Natalie Goulden, Programme Manager at Greater Manchester Comprehensive Local Research Network (GM CLRN), explains how we the NIHR Clinical Research Network can help commercial partners in feasibility.
There should be no room for guess work in the set-up of commercial research studies. They usually need to be set-up quickly, have rigid recruitment targets and short recruitment windows.
The GM CLRN team spends a great deal of time on feasibility, and not a meeting goes by without it being mentioned. But why is it so important?
NIHR Clinical Research Network (CRN) feasibility ensures that studies are only set up at sites that have the right facilities and can recruit the patient numbers required. It takes account of other studies that are taking place, the track record of the investigator, staff available to support the study, and any special equipment or facilities that are required.
However, the way pharmaceutical companies approach finding sites for studies hasn’t been particularly evidence-based in the past. Sites have been selected because the investigator is well known, or the company have worked with them before – regardless of past performance or ability to deliver the proposed study. Sometimes companies end up approaching every possible site in the country.

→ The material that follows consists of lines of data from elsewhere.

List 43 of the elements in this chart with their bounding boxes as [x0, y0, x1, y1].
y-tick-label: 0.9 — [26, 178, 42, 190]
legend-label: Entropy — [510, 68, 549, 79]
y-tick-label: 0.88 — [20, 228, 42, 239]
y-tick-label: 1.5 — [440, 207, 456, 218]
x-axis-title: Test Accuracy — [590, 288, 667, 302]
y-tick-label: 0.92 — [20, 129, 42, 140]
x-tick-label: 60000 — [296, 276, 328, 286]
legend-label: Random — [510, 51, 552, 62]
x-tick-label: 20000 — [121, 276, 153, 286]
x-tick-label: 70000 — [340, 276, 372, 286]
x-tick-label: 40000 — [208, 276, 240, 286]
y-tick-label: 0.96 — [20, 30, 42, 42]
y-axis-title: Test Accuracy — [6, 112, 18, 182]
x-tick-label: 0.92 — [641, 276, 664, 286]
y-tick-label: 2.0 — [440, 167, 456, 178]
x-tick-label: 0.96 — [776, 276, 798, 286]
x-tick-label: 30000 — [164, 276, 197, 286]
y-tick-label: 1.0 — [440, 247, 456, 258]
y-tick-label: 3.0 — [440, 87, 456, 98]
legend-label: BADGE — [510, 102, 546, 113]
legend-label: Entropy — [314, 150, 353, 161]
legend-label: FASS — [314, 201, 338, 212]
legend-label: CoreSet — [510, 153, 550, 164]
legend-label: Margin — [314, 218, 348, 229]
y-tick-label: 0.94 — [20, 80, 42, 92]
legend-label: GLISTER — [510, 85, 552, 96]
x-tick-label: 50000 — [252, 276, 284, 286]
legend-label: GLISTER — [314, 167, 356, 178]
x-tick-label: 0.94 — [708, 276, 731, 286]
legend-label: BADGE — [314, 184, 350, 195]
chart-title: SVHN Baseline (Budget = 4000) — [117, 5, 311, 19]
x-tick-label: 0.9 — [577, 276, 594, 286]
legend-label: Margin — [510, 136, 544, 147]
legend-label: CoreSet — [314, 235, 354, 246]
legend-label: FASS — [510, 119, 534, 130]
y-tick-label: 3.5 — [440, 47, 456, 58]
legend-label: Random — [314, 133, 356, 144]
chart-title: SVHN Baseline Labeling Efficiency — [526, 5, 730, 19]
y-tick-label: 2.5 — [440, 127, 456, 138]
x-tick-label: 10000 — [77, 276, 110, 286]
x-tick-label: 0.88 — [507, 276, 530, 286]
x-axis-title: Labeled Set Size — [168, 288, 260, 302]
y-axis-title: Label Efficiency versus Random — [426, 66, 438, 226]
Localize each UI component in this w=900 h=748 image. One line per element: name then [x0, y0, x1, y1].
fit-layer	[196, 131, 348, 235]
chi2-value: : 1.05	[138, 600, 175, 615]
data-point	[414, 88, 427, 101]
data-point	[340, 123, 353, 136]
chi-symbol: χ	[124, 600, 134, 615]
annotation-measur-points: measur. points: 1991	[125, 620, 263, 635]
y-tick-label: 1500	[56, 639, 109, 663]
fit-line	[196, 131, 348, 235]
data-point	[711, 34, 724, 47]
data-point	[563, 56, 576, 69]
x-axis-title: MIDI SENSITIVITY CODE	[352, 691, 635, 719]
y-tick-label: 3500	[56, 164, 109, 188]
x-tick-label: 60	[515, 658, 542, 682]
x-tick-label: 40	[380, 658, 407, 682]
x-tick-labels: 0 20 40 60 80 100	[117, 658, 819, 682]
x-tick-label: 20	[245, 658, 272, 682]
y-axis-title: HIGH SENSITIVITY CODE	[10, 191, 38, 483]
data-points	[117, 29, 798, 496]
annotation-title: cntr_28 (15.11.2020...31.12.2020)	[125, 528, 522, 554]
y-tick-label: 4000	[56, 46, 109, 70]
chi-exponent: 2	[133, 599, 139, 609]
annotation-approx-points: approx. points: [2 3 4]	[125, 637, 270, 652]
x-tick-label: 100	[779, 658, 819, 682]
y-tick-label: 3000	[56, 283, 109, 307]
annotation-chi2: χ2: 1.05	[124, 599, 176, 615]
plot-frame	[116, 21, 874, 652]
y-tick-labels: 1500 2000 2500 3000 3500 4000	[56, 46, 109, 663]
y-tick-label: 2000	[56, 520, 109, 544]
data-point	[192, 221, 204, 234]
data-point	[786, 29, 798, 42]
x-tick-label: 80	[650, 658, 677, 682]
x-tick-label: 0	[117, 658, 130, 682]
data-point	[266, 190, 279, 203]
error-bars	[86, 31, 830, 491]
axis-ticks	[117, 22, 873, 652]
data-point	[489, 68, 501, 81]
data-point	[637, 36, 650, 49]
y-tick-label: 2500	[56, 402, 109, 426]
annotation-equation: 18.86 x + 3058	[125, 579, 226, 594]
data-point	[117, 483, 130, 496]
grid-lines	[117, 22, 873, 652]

Network feasibility takes the guess work out of study set-up for sponsors. Rather than approaching sites at random, or only going back to sites they have worked with before, sponsors are able to rely on CRN staff, who have specialist local knowledge and relationships with research teams, to ensure that the right sites are put forward for studies.
When a company approaches the Networks about conducting a commercial study, rapid national feasibility is carried out to ensure that the study is compatible with current clinical care in the UK and can be carried out within the NHS. Once confirmation has been received that the study can be delivered in the UK, the process of identifying local sites begins.
The Industry Team at GM CLRN coordinate the feasibility process for Greater Manchester, working closely with the leads of our Local Specialty Groups to ensure studies are matched with sites and investigators who have the interest, capability and capacity to carry them out.
Expressions of Interest (EOIs) are completed by Investigators (in collaboration with the Industry Team) and provide information on projected recruitment numbers, as well as any additional resources that may be required. The aim in Greater Manchester is for these forms to be circulated, completed and returned to the sponsor in five working days. The sponsor will then decide which sites they are interested in and begin site selection visits, which can go into a much greater level and detail. Whenever possible, a member of the Industry Team will attend these visits, to provide Network input and assess any resource issues.
Since April 2011, we have used this system on the 62 studies that we have performed Network Feasibility for. As these studies open to recruitment we will compare their performance with the original feasibility that was carried out. This is so we can see how our feasibility can be improved in the future and ensure commercial studies are being placed with sites and investigators that can deliver to time and to target.
Natalie Goulden is the Programme Manager for Greater Manchester CLRN, where she leads the industry and primary care team. Her role focuses on developing a strong infrastructure to support the delivery of commercial research, and on building long-term and effective partnerships with industry.